Dengan adanya ilmu akutan ini anda dapat mengetahui kondisi
usaha anda, seperti besarnya pengeluaran, laba yang didapatkan dan masih banyak
lagi. Salah satu ilmu praktik yang terpenting dalam usaha atau bisnis yaitu
biaya dan beban akuntansi. Kedua istilah ini tidak bisa dilepaskan dari sistem
akuntansi apapun. Mengapa seperti itu? Karena biaya dan beban ini memiliki
makna yang krusial bagi setiap manajemen dari keuangan perusahaan anda.
Perbedaan Biaya Dan Beban Pada Akuntansi Pengusaha Banyak orang yang menganggap bahwa beban dan biaya dalam akuntansi adalah sama. Padahal keduanya memiliki arti yang berbeda. Bagaimana cara mengetahui Perbedaan biaya dan beban pada akuntansi. Secara umum biaya adalah sumber ekonomi yang memang harus dikeluarkan demi kelangsungan perusahaan. Sedangkan beban yaitu penurunan ekonomi berupa penyusutan nilai aktiva atau pengeluaran uang. Berikut ini adalah perbedaanya.  
  1. Periode akuntansi
    Biaya memiliki periode lebih dari satu tahun dalam perusahaan dikarenakan dianggap sebagai pengeluaran untuk modal. Sedangkan beban memiliki periode kurang dari satu tahun dikarenakan dijadikan sebagai pengeluaran pendapatan.

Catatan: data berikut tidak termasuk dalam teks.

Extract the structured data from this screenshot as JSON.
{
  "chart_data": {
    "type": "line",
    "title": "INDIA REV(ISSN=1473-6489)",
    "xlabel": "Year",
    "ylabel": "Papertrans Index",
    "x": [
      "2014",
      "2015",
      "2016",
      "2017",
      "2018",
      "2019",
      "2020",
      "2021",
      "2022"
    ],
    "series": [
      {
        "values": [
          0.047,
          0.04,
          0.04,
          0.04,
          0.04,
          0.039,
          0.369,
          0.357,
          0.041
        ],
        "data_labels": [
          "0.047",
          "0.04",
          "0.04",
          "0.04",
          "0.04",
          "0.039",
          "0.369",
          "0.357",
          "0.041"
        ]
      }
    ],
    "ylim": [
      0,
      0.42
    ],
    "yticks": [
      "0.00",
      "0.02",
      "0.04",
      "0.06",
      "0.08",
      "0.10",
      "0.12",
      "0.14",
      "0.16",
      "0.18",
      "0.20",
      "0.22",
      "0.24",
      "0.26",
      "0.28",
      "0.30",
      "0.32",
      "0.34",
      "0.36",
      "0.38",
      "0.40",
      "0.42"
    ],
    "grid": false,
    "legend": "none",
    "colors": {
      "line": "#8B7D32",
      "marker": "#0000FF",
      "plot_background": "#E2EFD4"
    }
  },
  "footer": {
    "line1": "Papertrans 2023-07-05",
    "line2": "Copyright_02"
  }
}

  2. Posisi dalam laporan keuangan
    Biaya biasanya diletakkan dalam penyusunan neraca yang berupa biaya yang belum terpakai yang dapat digunakan untuk aktiva perusahaan. Sedangkan beban letaknya pada laporan untung dan rugi. Berarti beban ini adalah biaya yang sudah terpakai dan tidak bermanfaat untuk masa depan.
    • Biaya (berupa aktiva-aktiva yang dapat bermanfaat di masa depan, belum terpakai) yang ada di neraca.
    • Beban (tidak dapat dimanfaatkan untuk masa depan, biaya yang telah terpakai). Pada laporan laba dan rugi.
  3. Jumlah yang telah dikeluarkan
    Biaya memiliki jumlah pengeluaran yang besar dikarenakan diambil dari pengeluaran modal. Beban memiliki jumlah yang kecil dikarenakan diambil dari pengeluaran pendapatan. Dengan demikian jelas bukan perbedaaan biaya dan beban pada akuntansi.
Jika anda masih bingung bagaimana perbedaan dari keduanya berikut ini akan diberikan contohnya.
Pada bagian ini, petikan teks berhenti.